Mazluma kollarını açar, yoksula elini uzatır.

Çekicilik aldatıcı, güzellik boştur; ama RAB'be saygılı kadın övülmeye layıktır.

Ellerinin hak ettiğini verin kendisine, yaptıkları için kent kurulunda övülsün.

Mezmur 127

Ne mutlu RAB'den korkana, O'nun yolunda yürüyene!

Emeğinin ürününü yiyeceksin, mutlu ve başarılı olacaksın.

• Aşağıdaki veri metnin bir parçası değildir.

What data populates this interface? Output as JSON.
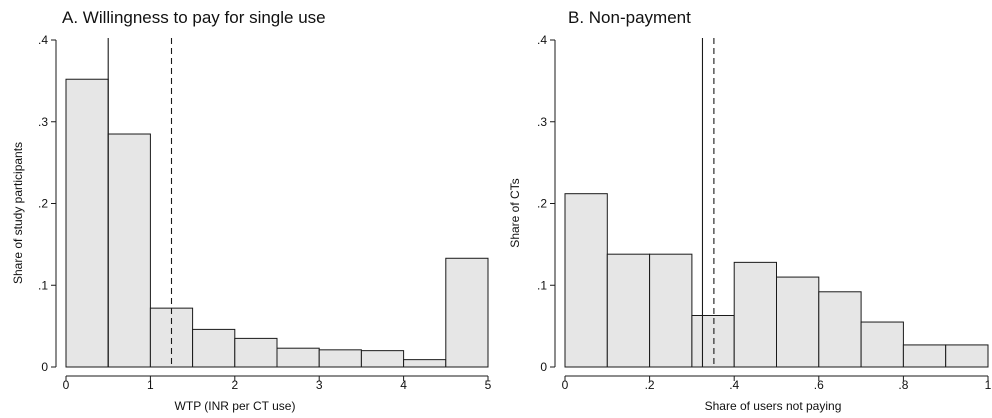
{
  "chart_data": [
    {
      "type": "bar",
      "title": "A. Willingness to pay for single use",
      "xlabel": "WTP (INR per CT use)",
      "ylabel": "Share of study participants",
      "xlim": [
        0,
        5
      ],
      "ylim": [
        0,
        0.4
      ],
      "xticks": [
        0,
        1,
        2,
        3,
        4,
        5
      ],
      "xtick_labels": [
        "0",
        "1",
        "2",
        "3",
        "4",
        "5"
      ],
      "yticks": [
        0,
        0.1,
        0.2,
        0.3,
        0.4
      ],
      "ytick_labels": [
        "0",
        ".1",
        ".2",
        ".3",
        ".4"
      ],
      "grid": false,
      "bins": [
        {
          "start": 0.0,
          "end": 0.5,
          "value": 0.352
        },
        {
          "start": 0.5,
          "end": 1.0,
          "value": 0.285
        },
        {
          "start": 1.0,
          "end": 1.5,
          "value": 0.072
        },
        {
          "start": 1.5,
          "end": 2.0,
          "value": 0.046
        },
        {
          "start": 2.0,
          "end": 2.5,
          "value": 0.035
        },
        {
          "start": 2.5,
          "end": 3.0,
          "value": 0.023
        },
        {
          "start": 3.0,
          "end": 3.5,
          "value": 0.021
        },
        {
          "start": 3.5,
          "end": 4.0,
          "value": 0.02
        },
        {
          "start": 4.0,
          "end": 4.5,
          "value": 0.009
        },
        {
          "start": 4.5,
          "end": 5.0,
          "value": 0.133
        }
      ],
      "reference_lines": [
        {
          "style": "solid",
          "x": 0.5
        },
        {
          "style": "dashed",
          "x": 1.25
        }
      ]
    },
    {
      "type": "bar",
      "title": "B. Non-payment",
      "xlabel": "Share of users not paying",
      "ylabel": "Share of CTs",
      "xlim": [
        0,
        1
      ],
      "ylim": [
        0,
        0.4
      ],
      "xticks": [
        0,
        0.2,
        0.4,
        0.6,
        0.8,
        1
      ],
      "xtick_labels": [
        "0",
        ".2",
        ".4",
        ".6",
        ".8",
        "1"
      ],
      "yticks": [
        0,
        0.1,
        0.2,
        0.3,
        0.4
      ],
      "ytick_labels": [
        "0",
        ".1",
        ".2",
        ".3",
        ".4"
      ],
      "grid": false,
      "bins": [
        {
          "start": 0.0,
          "end": 0.1,
          "value": 0.212
        },
        {
          "start": 0.1,
          "end": 0.2,
          "value": 0.138
        },
        {
          "start": 0.2,
          "end": 0.3,
          "value": 0.138
        },
        {
          "start": 0.3,
          "end": 0.4,
          "value": 0.063
        },
        {
          "start": 0.4,
          "end": 0.5,
          "value": 0.128
        },
        {
          "start": 0.5,
          "end": 0.6,
          "value": 0.11
        },
        {
          "start": 0.6,
          "end": 0.7,
          "value": 0.092
        },
        {
          "start": 0.7,
          "end": 0.8,
          "value": 0.055
        },
        {
          "start": 0.8,
          "end": 0.9,
          "value": 0.027
        },
        {
          "start": 0.9,
          "end": 1.0,
          "value": 0.027
        }
      ],
      "reference_lines": [
        {
          "style": "solid",
          "x": 0.325
        },
        {
          "style": "dashed",
          "x": 0.352
        }
      ]
    }
  ]
}
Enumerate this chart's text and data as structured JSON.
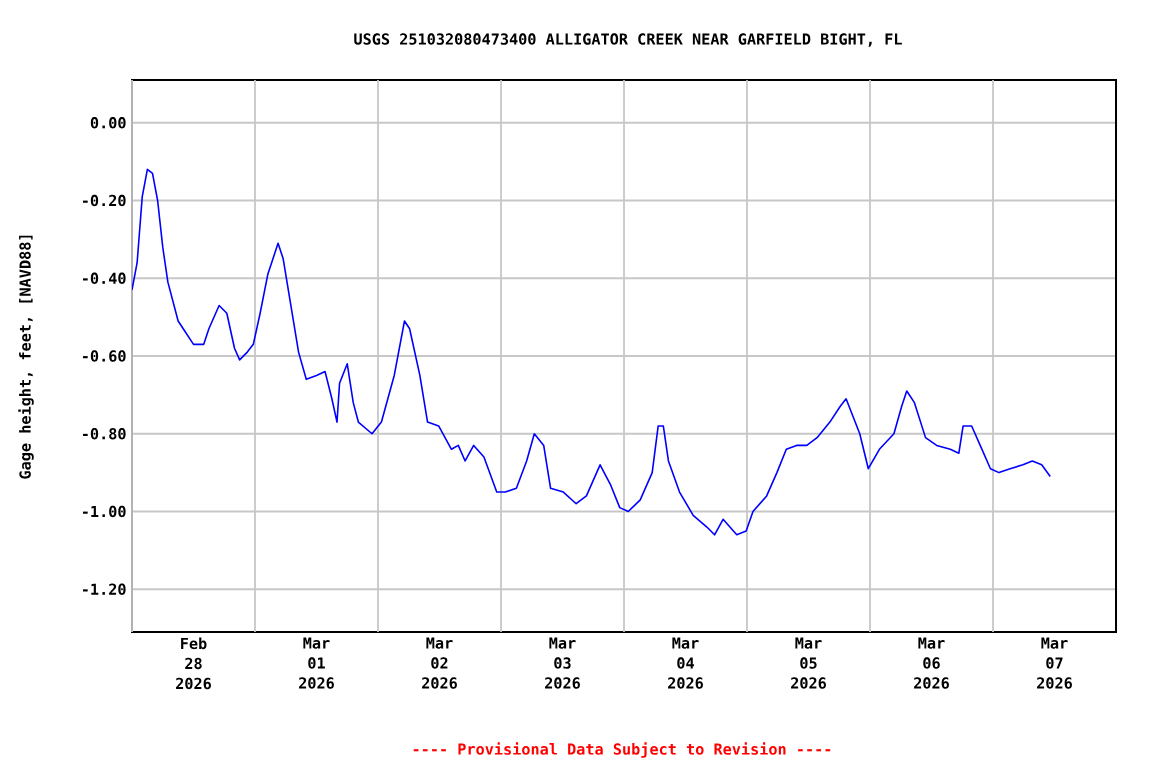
{
  "chart_data": {
    "type": "line",
    "title": "USGS 251032080473400 ALLIGATOR CREEK NEAR GARFIELD BIGHT, FL",
    "ylabel": "Gage height, feet, [NAVD88]",
    "annotations": [
      "---- Provisional Data Subject to Revision ----"
    ],
    "x": [
      "2026-02-28T00:00",
      "2026-02-28T01:00",
      "2026-02-28T02:00",
      "2026-02-28T03:00",
      "2026-02-28T04:00",
      "2026-02-28T05:00",
      "2026-02-28T06:00",
      "2026-02-28T07:00",
      "2026-02-28T09:00",
      "2026-02-28T10:00",
      "2026-02-28T12:00",
      "2026-02-28T14:00",
      "2026-02-28T15:00",
      "2026-02-28T17:00",
      "2026-02-28T18:30",
      "2026-02-28T20:00",
      "2026-02-28T21:00",
      "2026-02-28T22:30",
      "2026-02-28T23:40",
      "2026-03-01T01:00",
      "2026-03-01T02:30",
      "2026-03-01T04:30",
      "2026-03-01T05:30",
      "2026-03-01T07:00",
      "2026-03-01T08:30",
      "2026-03-01T10:00",
      "2026-03-01T12:00",
      "2026-03-01T13:40",
      "2026-03-01T15:00",
      "2026-03-01T16:00",
      "2026-03-01T16:30",
      "2026-03-01T18:00",
      "2026-03-01T19:10",
      "2026-03-01T20:10",
      "2026-03-01T22:50",
      "2026-03-02T00:40",
      "2026-03-02T03:10",
      "2026-03-02T05:10",
      "2026-03-02T06:10",
      "2026-03-02T08:10",
      "2026-03-02T09:40",
      "2026-03-02T11:50",
      "2026-03-02T14:20",
      "2026-03-02T15:40",
      "2026-03-02T17:00",
      "2026-03-02T18:40",
      "2026-03-02T20:40",
      "2026-03-02T23:10",
      "2026-03-03T00:50",
      "2026-03-03T03:00",
      "2026-03-03T05:00",
      "2026-03-03T06:30",
      "2026-03-03T08:20",
      "2026-03-03T09:40",
      "2026-03-03T12:10",
      "2026-03-03T14:40",
      "2026-03-03T16:40",
      "2026-03-03T19:20",
      "2026-03-03T21:20",
      "2026-03-03T23:10",
      "2026-03-04T00:50",
      "2026-03-04T03:10",
      "2026-03-04T05:30",
      "2026-03-04T06:40",
      "2026-03-04T07:40",
      "2026-03-04T08:40",
      "2026-03-04T10:50",
      "2026-03-04T13:30",
      "2026-03-04T16:10",
      "2026-03-04T17:40",
      "2026-03-04T19:20",
      "2026-03-04T22:00",
      "2026-03-04T23:50",
      "2026-03-05T01:10",
      "2026-03-05T03:50",
      "2026-03-05T05:50",
      "2026-03-05T07:40",
      "2026-03-05T09:40",
      "2026-03-05T11:40",
      "2026-03-05T13:40",
      "2026-03-05T16:10",
      "2026-03-05T18:10",
      "2026-03-05T19:20",
      "2026-03-05T22:00",
      "2026-03-05T23:40",
      "2026-03-06T01:50",
      "2026-03-06T04:40",
      "2026-03-06T06:10",
      "2026-03-06T07:10",
      "2026-03-06T08:40",
      "2026-03-06T10:50",
      "2026-03-06T13:00",
      "2026-03-06T15:40",
      "2026-03-06T17:20",
      "2026-03-06T18:10",
      "2026-03-06T19:50",
      "2026-03-06T21:30",
      "2026-03-06T23:30",
      "2026-03-07T01:10",
      "2026-03-07T03:20",
      "2026-03-07T05:50",
      "2026-03-07T07:40",
      "2026-03-07T09:30",
      "2026-03-07T11:10"
    ],
    "series": [
      {
        "color": "#0000ff",
        "values": [
          -0.43,
          -0.36,
          -0.19,
          -0.12,
          -0.13,
          -0.2,
          -0.32,
          -0.41,
          -0.51,
          -0.53,
          -0.57,
          -0.57,
          -0.53,
          -0.47,
          -0.49,
          -0.58,
          -0.61,
          -0.59,
          -0.57,
          -0.49,
          -0.39,
          -0.31,
          -0.35,
          -0.47,
          -0.59,
          -0.66,
          -0.65,
          -0.64,
          -0.71,
          -0.77,
          -0.67,
          -0.62,
          -0.72,
          -0.77,
          -0.8,
          -0.77,
          -0.65,
          -0.51,
          -0.53,
          -0.65,
          -0.77,
          -0.78,
          -0.84,
          -0.83,
          -0.87,
          -0.83,
          -0.86,
          -0.95,
          -0.95,
          -0.94,
          -0.87,
          -0.8,
          -0.83,
          -0.94,
          -0.95,
          -0.98,
          -0.96,
          -0.88,
          -0.93,
          -0.99,
          -1.0,
          -0.97,
          -0.9,
          -0.78,
          -0.78,
          -0.87,
          -0.95,
          -1.01,
          -1.04,
          -1.06,
          -1.02,
          -1.06,
          -1.05,
          -1.0,
          -0.96,
          -0.9,
          -0.84,
          -0.83,
          -0.83,
          -0.81,
          -0.77,
          -0.73,
          -0.71,
          -0.8,
          -0.89,
          -0.84,
          -0.8,
          -0.73,
          -0.69,
          -0.72,
          -0.81,
          -0.83,
          -0.84,
          -0.85,
          -0.78,
          -0.78,
          -0.83,
          -0.89,
          -0.9,
          -0.89,
          -0.88,
          -0.87,
          -0.88,
          -0.91
        ]
      }
    ],
    "xlim": [
      "2026-02-28T00:00",
      "2026-03-08T00:00"
    ],
    "xticks": [
      {
        "value": "2026-02-28T00:00",
        "label": null
      },
      {
        "value": "2026-03-01T00:00",
        "label": null
      },
      {
        "value": "2026-03-02T00:00",
        "label": null
      },
      {
        "value": "2026-03-03T00:00",
        "label": null
      },
      {
        "value": "2026-03-04T00:00",
        "label": null
      },
      {
        "value": "2026-03-05T00:00",
        "label": null
      },
      {
        "value": "2026-03-06T00:00",
        "label": null
      },
      {
        "value": "2026-03-07T00:00",
        "label": null
      },
      {
        "value": "2026-02-28T12:00",
        "label": "Feb 28 2026"
      },
      {
        "value": "2026-03-01T12:00",
        "label": "Mar 01 2026"
      },
      {
        "value": "2026-03-02T12:00",
        "label": "Mar 02 2026"
      },
      {
        "value": "2026-03-03T12:00",
        "label": "Mar 03 2026"
      },
      {
        "value": "2026-03-04T12:00",
        "label": "Mar 04 2026"
      },
      {
        "value": "2026-03-05T12:00",
        "label": "Mar 05 2026"
      },
      {
        "value": "2026-03-06T12:00",
        "label": "Mar 06 2026"
      },
      {
        "value": "2026-03-07T12:00",
        "label": "Mar 07 2026"
      }
    ],
    "ylim": [
      -1.31,
      0.11
    ],
    "yticks": [
      {
        "value": 0,
        "label": "0.00"
      },
      {
        "value": -0.2,
        "label": "-0.20"
      },
      {
        "value": -0.4,
        "label": "-0.40"
      },
      {
        "value": -0.6,
        "label": "-0.60"
      },
      {
        "value": -0.8,
        "label": "-0.80"
      },
      {
        "value": -1.0,
        "label": "-1.00"
      },
      {
        "value": -1.2,
        "label": "-1.20"
      }
    ],
    "grid": true,
    "line_style": "solid",
    "marker": "none"
  }
}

     Eşin evinde verimli bir asma gibi olacak; cocukların zeytin filizleri gibi sofranın çevresinde.

İşte RAB'den korkan kişi böyle kutsanacak.

RAB seni Siyon'dan kutsasın! Çocuklarının çocuklarını göresin!

2.Okuma 1Sel 5,1-6

Kardeşler, bu olayların zaman ve tarihlerine dair size yazmaya gerek yoktur. Çünkü siz de çok iyi bilirsiniz ki, Rab'bin günü, gece hırsız nasıl gelirse öyle gelecektir. İnsanlar, «Her şey esenlik ve güvenlikte» dedikleri bir anda, gebe kadının sancılarının aniden bastırması gibi, ani bir yıkıma uğrayacak ve asla kaçamayacaklar. Ama kardeşler, siz karanlıkta değilsiniz ki, o gün sizi hırsız gibi yakalasın. Siz hepiniz ışığın oğulları, gündüzün oğullarısınız. Geceye ya da karanlığa ait değiliz. Öyleyse başkaları gibi uyumayalım, ayık ve uyanık olalım.

İncil Mt 25,14-30

Mesih İsa, gelişi konusunda şu örneği verdi: “Göksel Egemenlik, yolculuğa çıkmak üzere olan bir adamın kölelerini çağırıp malını onlara emanet etmesine benzer. Adam, her birinin yeteneğine göre, birine beş, birine iki, birine de bir talant vererek yola çıkmış. Beş talant alan, hemen gidip bu parayı işletmiş ve beş talant daha kazanmış. İki talant alan da iki talant daha kazanmış. Bir talant alan ise gidip toprağı kazmış ve efendisinin parasını saklamış.
Uzun zaman sonra bu kölelerin efendisi dönmüş, onlarla hesaplaşmaya oturmuş. Beş talant almış olan gelip beş talant daha getirmiş, `Efendimiz' demiş, `bana beş talant emanet etmiştin; bak, beş talant daha kazandım.' Efendisi ona, `Aferin, iyi ve güvenilir köle!' demiş. `Sen küçük işlerde güvenilir olduğunu gösterdin, ben de seni büyük işlerin başına geçireceğim. Gel, efendinin şenliğine katıl'! İki talant almış olan da gelmiş, `Efendimiz' demiş, `bana iki talant emanet etmiştin; bak, iki talant daha kazandım.' Efendisi ona, `Aferin, iyi ve güvenilir köle!' demiş. `Sen küçük işlerde güvenilir olduğunu gösterdin, ben de seni büyük işlerin başına geçireceğim. Gel, efendinin şenliğine katıl'! Sonra bir talant almış olan gelmiş, `Efendimiz' demiş, `senin sert bir adam olduğunu biliyordum. Ekmediğin yerden biçer, harman savurmadığın yerden devşirirsin. Bu nedenle korktum, gidip senin verdiğin talantı toprağa gömdüm. İşte, al paranı'! Efendisi ona şu karşılığı vermiş: `Kötü ve tembel köle! Ekmediğim yerden biçtiğimi, harman savurmadığım yerden devşirdiğimi biliyordun ha? Öyleyse paramı faizcilere vermeliydin. Ben de geldiğimde onu faiziyle geri alırdım... Haydi, elindeki talantı alın, on talantı olana verin! Çünkü kimde varsa, ona daha çok verilecek ve o bolluk içinde olacak. Ama kimde yoksa, kendisinde olan da elinden alınacak. Şu yararsız köleyi dışarıya, karanlığa atın. Orada ağlayış ve diş gıcırtısı olacaktır”.